O estudo divulgado pela plataforma CupomValido a partir de dados do OCDE e do World Bank sobre a remuneração de trabalhadores no mundo mostra que a Austrália é a que oferece o melhor salário mínimo e o México, o pior, com o Brasil vindo logo em seguida.
Política de desvalorização do salário mínimo
Desde que assumiu, o presidente Bolsonaro vem seguindo à risca o abandono da política de valorização real do salário mínimo defendido por seu ministro da Economia, Paulo Guedes.

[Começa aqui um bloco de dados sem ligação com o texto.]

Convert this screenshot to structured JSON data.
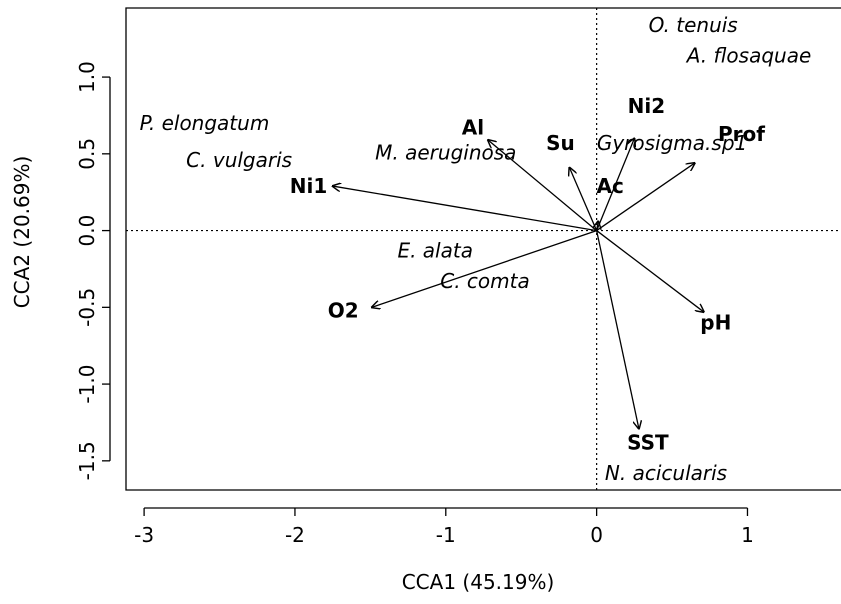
{
  "chart_data": {
    "type": "scatter",
    "xlabel": "CCA1 (45.19%)",
    "ylabel": "CCA2 (20.69%)",
    "xlim": [
      -3.12,
      1.62
    ],
    "ylim": [
      -1.69,
      1.45
    ],
    "xticks": [
      -3,
      -2,
      -1,
      0,
      1
    ],
    "yticks": [
      -1.5,
      -1.0,
      -0.5,
      0.0,
      0.5,
      1.0
    ],
    "xtick_labels": [
      "-3",
      "-2",
      "-1",
      "0",
      "1"
    ],
    "ytick_labels": [
      "-1.5",
      "-1.0",
      "-0.5",
      "0.0",
      "0.5",
      "1.0"
    ],
    "reference_lines": {
      "x": 0,
      "y": 0,
      "style": "dotted"
    },
    "grid": false,
    "species": [
      {
        "label": "O. tenuis",
        "x": 0.64,
        "y": 1.34
      },
      {
        "label": "A. flosaquae",
        "x": 1.01,
        "y": 1.14
      },
      {
        "label": "P. elongatum",
        "x": -2.6,
        "y": 0.7
      },
      {
        "label": "C. vulgaris",
        "x": -2.37,
        "y": 0.46
      },
      {
        "label": "M. aeruginosa",
        "x": -1.0,
        "y": 0.51
      },
      {
        "label": "Gyrosigma.sp1",
        "x": 0.5,
        "y": 0.57
      },
      {
        "label": "E. alata",
        "x": -1.07,
        "y": -0.13
      },
      {
        "label": "C. comta",
        "x": -0.74,
        "y": -0.33
      },
      {
        "label": "N. acicularis",
        "x": 0.46,
        "y": -1.58
      }
    ],
    "vectors": [
      {
        "label": "Al",
        "x": -0.72,
        "y": 0.59,
        "label_x": -0.82,
        "label_y": 0.67
      },
      {
        "label": "Su",
        "x": -0.18,
        "y": 0.41,
        "label_x": -0.24,
        "label_y": 0.57
      },
      {
        "label": "Ac",
        "x": 0.01,
        "y": 0.06,
        "label_x": 0.09,
        "label_y": 0.29
      },
      {
        "label": "Ni2",
        "x": 0.25,
        "y": 0.6,
        "label_x": 0.33,
        "label_y": 0.81
      },
      {
        "label": "Prof",
        "x": 0.65,
        "y": 0.44,
        "label_x": 0.96,
        "label_y": 0.63
      },
      {
        "label": "Ni1",
        "x": -1.75,
        "y": 0.29,
        "label_x": -1.91,
        "label_y": 0.29
      },
      {
        "label": "O2",
        "x": -1.49,
        "y": -0.5,
        "label_x": -1.68,
        "label_y": -0.52
      },
      {
        "label": "pH",
        "x": 0.71,
        "y": -0.53,
        "label_x": 0.79,
        "label_y": -0.6
      },
      {
        "label": "SST",
        "x": 0.28,
        "y": -1.29,
        "label_x": 0.34,
        "label_y": -1.38
      }
    ]
  }
}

Em setembro de 2020, Guedes – cuja política econômica fez engordar suas contas em paraíso fiscal nas Ilhas Virgens - chegou a afirmar que é preciso ter “cuidado” ao fazer esse tipo de ajuste, já que o aumento do salário mínimo poderia condenar pessoas ao desemprego.
Conforme explica a economista e doutora em Desenvolvimento Econômico pela Unicamp, Juliane Furno, a ideia vocalizada por Guedes é a de uma perspectiva liberal econômica.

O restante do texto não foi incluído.